/go-graphsplit

A tool for splitting large dataset into graph slices fit for making deal in the Filecoin Network.

Primary LanguageGoMIT LicenseMIT

Go-graphsplit

A tool for splitting large dataset into graph slices fit for making deal in the Filecoin Network.

When storing large dataset, we need to split it into smaller pieces to fit for the size of sector, which could be generally 32GiB or 64GiB.

If we make these data into a large tar ball, chunk this tar ball into small pieces, and then, make storage deals with miners with these pieces, on the side of storage, it will be quite efficiency and allow to store hundreds of TiB data in a month. However, this way will also bring difficulties for data retrieval. Even if we only needed to retrieve a small file, we would have to retrieve and download all the pieces of this tar ball first, decompress it and find the specific file we needed.

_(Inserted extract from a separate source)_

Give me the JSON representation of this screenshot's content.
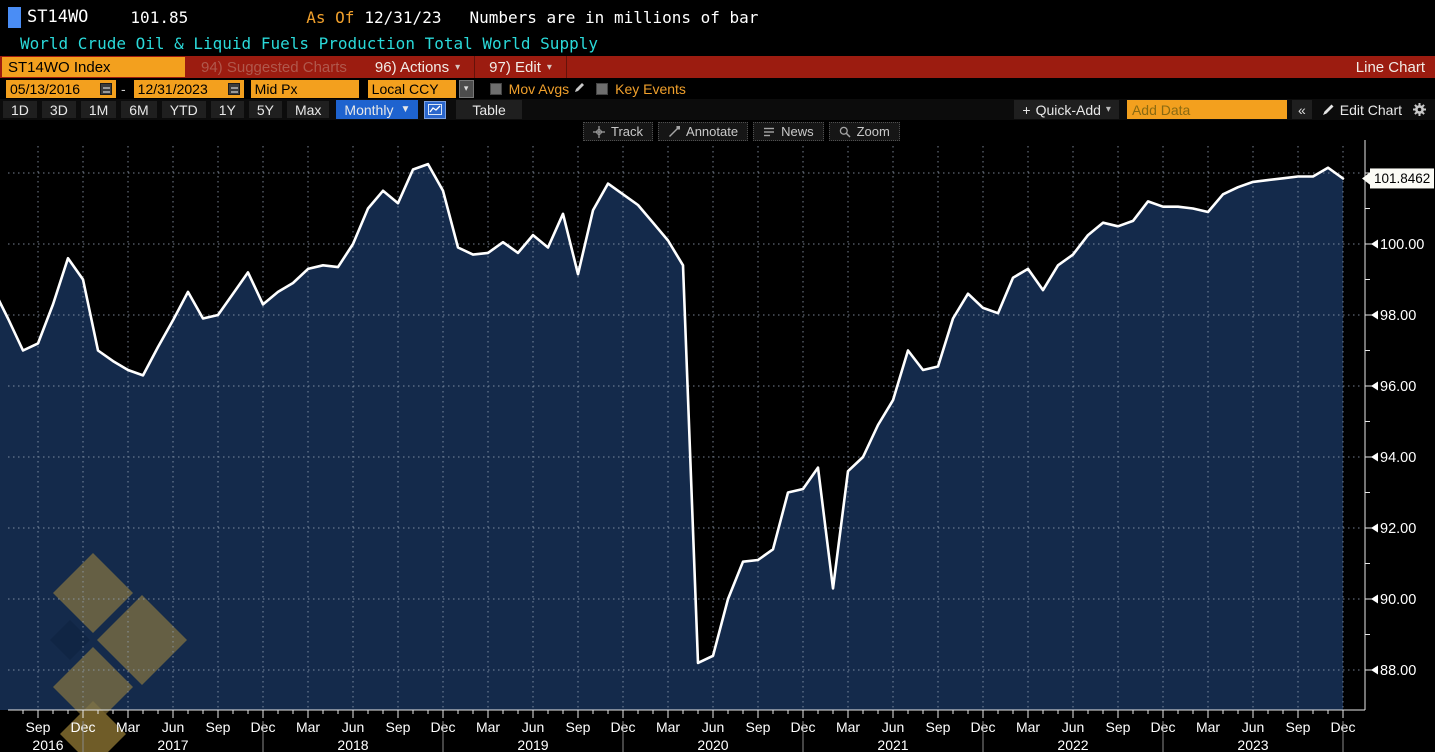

Graphsplit can solve this problem. It takes advantage of IPLD protocol, following the Unixfs format data structures. It regards the dataset or it's sub-directory as a big graph and then cut it into small graphs. Each small graph will keep its file system structure as possible as it used to be. After that, we only need to organize these small graphs into a car file. If one data piece have a complete file and we need to retrieval this file, we only need to use payload CID to retrieval this data piece through lotus client, fetch it back and get the file. Besides, a manifest.csv will be created to save the mapping with graph slice name, payload CID, Piece CID and the inner file structure.

Another advantage of Graphsplit is it can perfectly match IPFS. Like if you build an IPFS website as your Deal UI website, the inner file structure of each data piece can be shown on it, and it is easier for users to retrieval and download data they stored.

Build

git clone https://github.com/filedrive-team/go-graphsplit.git

cd go-graphsplit

# get submodules
git submodule update --init --recursive

# build filecoin-ffi
make ffi

make

Usage

See the work flow of graphsplit

Splitting dataset:

# car-dir: folder for splitted smaller pieces, in form of .car
# slice-size: size for each pieces
# parallel: number goroutines run when building ipld nodes
# graph-name: it will use graph-name for prefix of smaller pieces
# calc-commp: calculation of pieceCID, default value is false. Be careful, a lot of cpu, memory and time would be consumed if slice size is very large.
# parent-path: usually just be the same as /path/to/dataset, it's just a method to figure out relative path when building IPLD graph
./graphsplit chunk \
--car-dir=path/to/car-dir \
--slice-size=17179869184 \
--parallel=2 \
--graph-name=gs-test \
--calc-commp=false \
--parent-path=/path/to/dataset \
/path/to/dataset

Notes: A manifest.csv will created to save the mapping with graph slice name, the payload cid and slice inner structure. As following:

cat /path/to/car-dir/manifest.csv
payload_cid,filename,detail
Qm...,graph-slice-name.car,inner-structure-json

If set --calc-commp=true, two another fields would be add to manifest.csv

cat /path/to/car-dir/manifest.csv
payload_cid,filename,piece_cid,piece_size,detail
Qm...,graph-slice-name.car,baga...,16646144,inner-structure-json

Import car file to IPFS:

ipfs dag import /path/to/car-dir/car-file

Restore files:

# car-path: directory or file, in form of .car
# output-dir: usually just be the same as /path/to/output-dir
# parallel: number goroutines run when restoring
./graphsplit restore \
--car-path=/path/to/car-path \
--output-dir=/path/to/output-dir \
--parallel=2

PieceCID Calculation for a single car file:

# Calculate pieceCID for a single car file
# 
./graphsplit commP /path/to/carfile

Contribute

PRs are welcome!

License

MIT